Arizona and Maine were not particularly competitive in 2008, but two new polls released Wednesday show that both states could be in play in 2012.
Sen. John McCain, R-Ariz., carried his home state by nine points three years ago. But President Obama holds a five-point lead (45 percent to 40 percent) in the Grand Canyon State over his closest GOP competitor, former Massachusetts Gov. Mitt Romney, according to a poll from the Phoenix-based Behavior Research Center.
McCain was able to keep Arizona out of the swing-state column by overperforming among Hispanic voters -- a growing part of the state's electorate -- by about 10 points, comparing exit polls in the state with those nationwide.

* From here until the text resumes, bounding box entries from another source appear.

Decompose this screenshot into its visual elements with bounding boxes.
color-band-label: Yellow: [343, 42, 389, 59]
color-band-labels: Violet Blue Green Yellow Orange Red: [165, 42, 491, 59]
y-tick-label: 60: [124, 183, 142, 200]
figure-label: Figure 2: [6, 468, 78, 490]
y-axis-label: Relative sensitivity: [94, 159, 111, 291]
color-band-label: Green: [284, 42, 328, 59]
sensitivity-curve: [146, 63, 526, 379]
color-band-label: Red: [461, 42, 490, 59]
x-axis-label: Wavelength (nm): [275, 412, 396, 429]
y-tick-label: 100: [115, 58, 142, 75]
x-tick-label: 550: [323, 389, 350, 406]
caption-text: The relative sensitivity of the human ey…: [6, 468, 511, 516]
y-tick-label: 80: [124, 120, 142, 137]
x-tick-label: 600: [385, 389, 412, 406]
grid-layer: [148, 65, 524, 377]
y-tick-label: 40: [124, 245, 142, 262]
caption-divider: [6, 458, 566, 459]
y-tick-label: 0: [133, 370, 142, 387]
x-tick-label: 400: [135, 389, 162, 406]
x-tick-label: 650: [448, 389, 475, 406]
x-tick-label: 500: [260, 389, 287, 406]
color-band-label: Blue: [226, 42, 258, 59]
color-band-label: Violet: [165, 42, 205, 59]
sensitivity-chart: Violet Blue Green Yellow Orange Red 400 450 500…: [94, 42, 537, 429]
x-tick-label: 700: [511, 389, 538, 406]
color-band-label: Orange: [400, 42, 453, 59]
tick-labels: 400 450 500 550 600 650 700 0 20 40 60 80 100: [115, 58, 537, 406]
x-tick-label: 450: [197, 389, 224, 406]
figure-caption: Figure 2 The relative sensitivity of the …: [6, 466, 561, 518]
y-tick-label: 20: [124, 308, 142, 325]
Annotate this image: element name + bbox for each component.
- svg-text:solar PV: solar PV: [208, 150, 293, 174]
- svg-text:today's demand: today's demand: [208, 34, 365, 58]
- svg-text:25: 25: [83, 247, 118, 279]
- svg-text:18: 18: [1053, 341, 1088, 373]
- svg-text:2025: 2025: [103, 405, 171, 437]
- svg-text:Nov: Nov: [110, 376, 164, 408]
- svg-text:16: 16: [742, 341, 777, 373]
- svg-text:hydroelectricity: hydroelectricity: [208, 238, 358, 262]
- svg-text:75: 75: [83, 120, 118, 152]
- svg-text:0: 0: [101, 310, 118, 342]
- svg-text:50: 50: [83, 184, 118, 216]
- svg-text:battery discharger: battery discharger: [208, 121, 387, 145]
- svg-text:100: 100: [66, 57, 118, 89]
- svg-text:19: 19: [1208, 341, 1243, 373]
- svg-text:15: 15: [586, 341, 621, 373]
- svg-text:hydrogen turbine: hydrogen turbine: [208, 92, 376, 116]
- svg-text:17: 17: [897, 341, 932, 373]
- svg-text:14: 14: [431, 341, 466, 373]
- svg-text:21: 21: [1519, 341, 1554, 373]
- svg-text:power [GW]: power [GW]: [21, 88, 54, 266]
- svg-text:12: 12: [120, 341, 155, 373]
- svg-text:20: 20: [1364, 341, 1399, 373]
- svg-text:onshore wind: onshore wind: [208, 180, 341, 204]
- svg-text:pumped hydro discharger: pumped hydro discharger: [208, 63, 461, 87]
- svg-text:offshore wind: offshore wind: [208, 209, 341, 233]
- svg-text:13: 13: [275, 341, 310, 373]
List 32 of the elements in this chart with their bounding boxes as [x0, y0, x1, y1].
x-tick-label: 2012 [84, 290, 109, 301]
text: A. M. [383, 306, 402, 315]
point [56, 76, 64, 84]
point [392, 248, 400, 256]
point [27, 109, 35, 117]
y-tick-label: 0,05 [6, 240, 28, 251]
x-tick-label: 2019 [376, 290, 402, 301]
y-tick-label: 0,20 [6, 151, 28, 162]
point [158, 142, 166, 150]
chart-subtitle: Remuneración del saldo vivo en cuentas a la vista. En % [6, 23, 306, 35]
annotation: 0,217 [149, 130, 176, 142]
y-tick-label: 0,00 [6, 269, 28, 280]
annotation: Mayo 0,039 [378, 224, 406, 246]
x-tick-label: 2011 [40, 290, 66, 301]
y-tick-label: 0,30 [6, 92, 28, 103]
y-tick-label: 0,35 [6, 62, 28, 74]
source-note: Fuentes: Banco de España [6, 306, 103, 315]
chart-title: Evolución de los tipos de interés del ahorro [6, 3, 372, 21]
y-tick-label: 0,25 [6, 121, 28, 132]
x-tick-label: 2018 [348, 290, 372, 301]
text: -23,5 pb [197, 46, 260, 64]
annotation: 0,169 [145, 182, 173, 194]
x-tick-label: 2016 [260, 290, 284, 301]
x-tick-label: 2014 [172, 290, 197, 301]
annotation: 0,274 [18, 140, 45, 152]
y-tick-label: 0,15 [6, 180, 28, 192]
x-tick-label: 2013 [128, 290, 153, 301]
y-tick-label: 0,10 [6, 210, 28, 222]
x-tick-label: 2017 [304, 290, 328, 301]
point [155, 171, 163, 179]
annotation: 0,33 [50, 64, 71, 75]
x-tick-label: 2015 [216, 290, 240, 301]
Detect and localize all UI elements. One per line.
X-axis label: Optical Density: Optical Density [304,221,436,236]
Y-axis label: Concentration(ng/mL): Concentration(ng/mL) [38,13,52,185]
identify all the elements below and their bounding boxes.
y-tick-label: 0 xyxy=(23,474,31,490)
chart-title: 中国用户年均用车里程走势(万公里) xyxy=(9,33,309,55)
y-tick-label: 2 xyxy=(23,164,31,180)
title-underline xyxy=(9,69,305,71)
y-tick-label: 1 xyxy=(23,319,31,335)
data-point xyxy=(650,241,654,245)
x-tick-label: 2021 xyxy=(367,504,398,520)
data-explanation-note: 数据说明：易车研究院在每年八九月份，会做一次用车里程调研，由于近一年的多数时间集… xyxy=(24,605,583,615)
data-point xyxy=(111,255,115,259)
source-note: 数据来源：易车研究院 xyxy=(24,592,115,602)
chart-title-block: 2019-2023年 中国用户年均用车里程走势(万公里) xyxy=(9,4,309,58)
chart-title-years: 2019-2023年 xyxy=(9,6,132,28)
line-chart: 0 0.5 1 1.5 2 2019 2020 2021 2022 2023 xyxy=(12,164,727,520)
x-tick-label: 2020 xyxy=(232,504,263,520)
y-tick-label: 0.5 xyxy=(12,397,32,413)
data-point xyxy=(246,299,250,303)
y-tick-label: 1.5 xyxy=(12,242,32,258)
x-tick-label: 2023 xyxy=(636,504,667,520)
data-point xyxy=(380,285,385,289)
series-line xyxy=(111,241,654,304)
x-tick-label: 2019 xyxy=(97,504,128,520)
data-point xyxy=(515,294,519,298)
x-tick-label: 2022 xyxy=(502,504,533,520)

Meanwhile, Obama carried Maine by a whopping 18 points in 2008, but a poll from Critical Insights in Portland shows he and Romney in a virtual tie, with the president leading by a just a single point, 41 percent to 40 percent.
Likely voters in Maine have soured on Obama, with just 43 percent saying that they have a favorable opinion of him, according to the poll.
The Arizona poll was conducted Oct. 13-24, surveying 581 registered voters. The margin of error is +/- 4.1 percent.
The Maine poll was conducted Oct. 18-23, surveying 600 likely voters in Maine. The margin of error is +/- 4.0 percent.